McLoughlin speaks authoritatively about “reality,” presuming to pronounce what is and isn’t possible. How, though, does he know that God is not a reality? Because, “scientists fail to see” God. That notwithstanding, what criterion of rationality have these scientists adopted for their investigation of reality but purely empirical methods. We may now ask, How do they know that an empirical-only method is the proper criterion for evaluating and investigating reality? There is only one answer to this question in terms of McLoughlin’s position.

An empirical-only criterion would be rational if, and only if, atheistic scientists begin with the presupposition that reality is material-only. That is, McLoughlin and his gods (i.e., ultimate authorities) begin with the deep faith commitment that reality is such that nothing immaterial can exist, and that well before they select their method or criterion for exploring reality. They begin with faith, plain and simple, that reality is Godless, and upon that faith they adopt a criterion that would preclude any detection of such a Being (since “God is spirit,” John 4:24). Then, in perfect accord with their controlling faith commitment to the non-existence of God, they interpret, or rather sift, the evidence round about them in perfect harmony with their controlling presupposition of a Godless reality.

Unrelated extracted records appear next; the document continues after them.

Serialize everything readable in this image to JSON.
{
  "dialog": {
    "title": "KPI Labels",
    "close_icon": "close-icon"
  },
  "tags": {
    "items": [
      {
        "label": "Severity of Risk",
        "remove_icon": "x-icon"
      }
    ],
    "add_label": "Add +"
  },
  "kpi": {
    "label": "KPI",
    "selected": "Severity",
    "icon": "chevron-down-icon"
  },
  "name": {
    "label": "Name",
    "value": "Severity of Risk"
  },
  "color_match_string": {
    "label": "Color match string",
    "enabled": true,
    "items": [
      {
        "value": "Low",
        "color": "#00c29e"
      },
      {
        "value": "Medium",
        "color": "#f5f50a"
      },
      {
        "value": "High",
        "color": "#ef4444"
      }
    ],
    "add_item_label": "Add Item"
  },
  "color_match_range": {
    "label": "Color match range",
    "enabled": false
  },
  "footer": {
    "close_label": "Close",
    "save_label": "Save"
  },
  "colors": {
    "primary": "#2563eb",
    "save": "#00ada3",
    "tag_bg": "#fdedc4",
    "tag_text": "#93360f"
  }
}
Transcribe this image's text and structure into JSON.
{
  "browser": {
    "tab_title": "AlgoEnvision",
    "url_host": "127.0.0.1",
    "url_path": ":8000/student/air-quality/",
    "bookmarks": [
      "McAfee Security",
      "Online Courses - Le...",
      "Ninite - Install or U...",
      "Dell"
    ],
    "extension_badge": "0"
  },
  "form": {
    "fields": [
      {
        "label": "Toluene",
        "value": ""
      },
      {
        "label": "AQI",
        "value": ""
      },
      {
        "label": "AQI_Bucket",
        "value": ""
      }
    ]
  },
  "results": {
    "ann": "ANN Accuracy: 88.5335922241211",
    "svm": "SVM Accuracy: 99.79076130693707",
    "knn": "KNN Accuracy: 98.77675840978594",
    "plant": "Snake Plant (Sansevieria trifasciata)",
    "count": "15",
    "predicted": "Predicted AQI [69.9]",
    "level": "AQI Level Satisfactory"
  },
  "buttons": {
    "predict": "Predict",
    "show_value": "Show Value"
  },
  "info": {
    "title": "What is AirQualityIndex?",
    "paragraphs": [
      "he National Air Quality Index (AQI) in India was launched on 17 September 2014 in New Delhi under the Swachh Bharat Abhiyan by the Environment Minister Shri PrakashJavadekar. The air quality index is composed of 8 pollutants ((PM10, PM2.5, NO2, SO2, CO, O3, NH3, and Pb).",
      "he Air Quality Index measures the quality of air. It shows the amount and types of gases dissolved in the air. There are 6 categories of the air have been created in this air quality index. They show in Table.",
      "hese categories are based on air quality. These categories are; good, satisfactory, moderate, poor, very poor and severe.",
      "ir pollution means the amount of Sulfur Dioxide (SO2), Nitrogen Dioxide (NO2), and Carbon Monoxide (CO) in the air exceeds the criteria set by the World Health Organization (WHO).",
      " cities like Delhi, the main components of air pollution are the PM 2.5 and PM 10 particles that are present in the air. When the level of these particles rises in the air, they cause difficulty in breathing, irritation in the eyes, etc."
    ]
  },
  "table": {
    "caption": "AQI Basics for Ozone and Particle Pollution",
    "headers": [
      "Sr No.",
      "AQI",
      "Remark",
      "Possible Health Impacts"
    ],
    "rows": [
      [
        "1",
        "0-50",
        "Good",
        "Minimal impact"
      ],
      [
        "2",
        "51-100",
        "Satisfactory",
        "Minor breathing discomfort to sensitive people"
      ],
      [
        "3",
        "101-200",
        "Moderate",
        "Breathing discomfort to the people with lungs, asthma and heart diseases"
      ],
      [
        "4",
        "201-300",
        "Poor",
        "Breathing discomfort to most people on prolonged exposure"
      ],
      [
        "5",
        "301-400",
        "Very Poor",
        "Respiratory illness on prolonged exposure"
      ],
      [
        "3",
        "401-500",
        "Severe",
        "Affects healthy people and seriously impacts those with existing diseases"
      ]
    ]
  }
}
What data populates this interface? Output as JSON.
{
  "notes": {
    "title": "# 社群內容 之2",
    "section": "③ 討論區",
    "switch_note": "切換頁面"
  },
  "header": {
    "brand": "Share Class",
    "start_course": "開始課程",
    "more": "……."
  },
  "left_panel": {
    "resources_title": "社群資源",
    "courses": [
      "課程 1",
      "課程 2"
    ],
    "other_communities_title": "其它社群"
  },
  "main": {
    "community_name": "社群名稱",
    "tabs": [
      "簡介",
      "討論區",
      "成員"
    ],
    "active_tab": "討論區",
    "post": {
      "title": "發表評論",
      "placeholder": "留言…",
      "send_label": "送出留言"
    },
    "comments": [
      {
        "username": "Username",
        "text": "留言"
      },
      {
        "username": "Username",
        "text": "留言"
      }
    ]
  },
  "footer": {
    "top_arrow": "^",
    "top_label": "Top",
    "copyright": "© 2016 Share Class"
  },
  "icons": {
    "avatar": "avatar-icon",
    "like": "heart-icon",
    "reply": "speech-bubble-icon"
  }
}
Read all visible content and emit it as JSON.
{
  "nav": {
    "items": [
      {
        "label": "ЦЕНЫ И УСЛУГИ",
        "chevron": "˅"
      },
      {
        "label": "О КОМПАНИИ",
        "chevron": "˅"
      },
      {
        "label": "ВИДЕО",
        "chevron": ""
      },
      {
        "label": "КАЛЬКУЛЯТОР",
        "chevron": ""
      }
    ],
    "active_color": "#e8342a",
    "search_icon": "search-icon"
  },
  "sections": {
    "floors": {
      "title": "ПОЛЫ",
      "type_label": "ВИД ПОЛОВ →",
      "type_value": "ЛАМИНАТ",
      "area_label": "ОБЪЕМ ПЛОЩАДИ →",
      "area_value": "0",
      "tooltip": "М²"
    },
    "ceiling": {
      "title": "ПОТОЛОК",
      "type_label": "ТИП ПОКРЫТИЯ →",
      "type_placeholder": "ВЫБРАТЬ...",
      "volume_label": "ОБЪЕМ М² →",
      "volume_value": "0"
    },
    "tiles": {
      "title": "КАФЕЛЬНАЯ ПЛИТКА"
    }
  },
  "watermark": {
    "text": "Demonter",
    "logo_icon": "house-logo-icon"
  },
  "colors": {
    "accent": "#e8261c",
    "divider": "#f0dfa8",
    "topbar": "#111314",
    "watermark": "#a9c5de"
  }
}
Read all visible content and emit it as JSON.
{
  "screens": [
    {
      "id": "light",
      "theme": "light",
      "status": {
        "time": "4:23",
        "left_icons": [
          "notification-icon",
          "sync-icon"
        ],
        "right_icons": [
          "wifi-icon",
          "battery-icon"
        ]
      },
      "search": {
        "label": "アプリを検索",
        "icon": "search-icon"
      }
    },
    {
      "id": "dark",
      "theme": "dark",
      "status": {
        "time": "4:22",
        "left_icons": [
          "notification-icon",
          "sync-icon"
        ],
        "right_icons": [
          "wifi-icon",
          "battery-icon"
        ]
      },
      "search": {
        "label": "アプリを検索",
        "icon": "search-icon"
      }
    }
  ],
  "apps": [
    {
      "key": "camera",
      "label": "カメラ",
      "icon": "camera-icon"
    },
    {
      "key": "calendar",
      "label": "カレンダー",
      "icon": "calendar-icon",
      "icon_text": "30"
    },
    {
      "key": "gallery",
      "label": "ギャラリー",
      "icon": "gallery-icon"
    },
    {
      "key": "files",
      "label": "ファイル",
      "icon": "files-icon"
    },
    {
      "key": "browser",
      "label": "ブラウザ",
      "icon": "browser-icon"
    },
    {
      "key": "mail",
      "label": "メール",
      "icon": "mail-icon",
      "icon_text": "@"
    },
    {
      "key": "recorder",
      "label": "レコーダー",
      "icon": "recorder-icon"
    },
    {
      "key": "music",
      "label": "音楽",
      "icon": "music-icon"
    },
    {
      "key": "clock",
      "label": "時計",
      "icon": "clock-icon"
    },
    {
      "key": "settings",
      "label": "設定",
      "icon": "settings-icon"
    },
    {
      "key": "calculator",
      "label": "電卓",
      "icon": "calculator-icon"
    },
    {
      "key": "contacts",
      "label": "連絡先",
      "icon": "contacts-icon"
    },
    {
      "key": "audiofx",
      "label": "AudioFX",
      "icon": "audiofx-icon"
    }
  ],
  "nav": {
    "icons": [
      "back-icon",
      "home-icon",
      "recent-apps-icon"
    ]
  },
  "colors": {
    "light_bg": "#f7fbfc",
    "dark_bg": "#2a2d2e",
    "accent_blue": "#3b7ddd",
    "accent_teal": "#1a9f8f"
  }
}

Of course, McLoughlin and his sort find the idea of faith repugnant. But there’s no way around it. We all must begin somewhere and with some final authority, which has Crown-rights over all our thinking—that is faith. For Christians, this trust is placed in the Self-attesting, Creator-Redeemer Christ speaking in the Scriptures; for atheists, like McLoughlin, it’s something in creation (Romans 1:18—32). And this is the good news, that Jesus Christ died in such a way that the ungodly like you, me, and McLoughlin could be redeemed from our cosmic treason and rebellion; our de-Godding of God; or, our “bad philosophy,” as C. S. Lewis put it.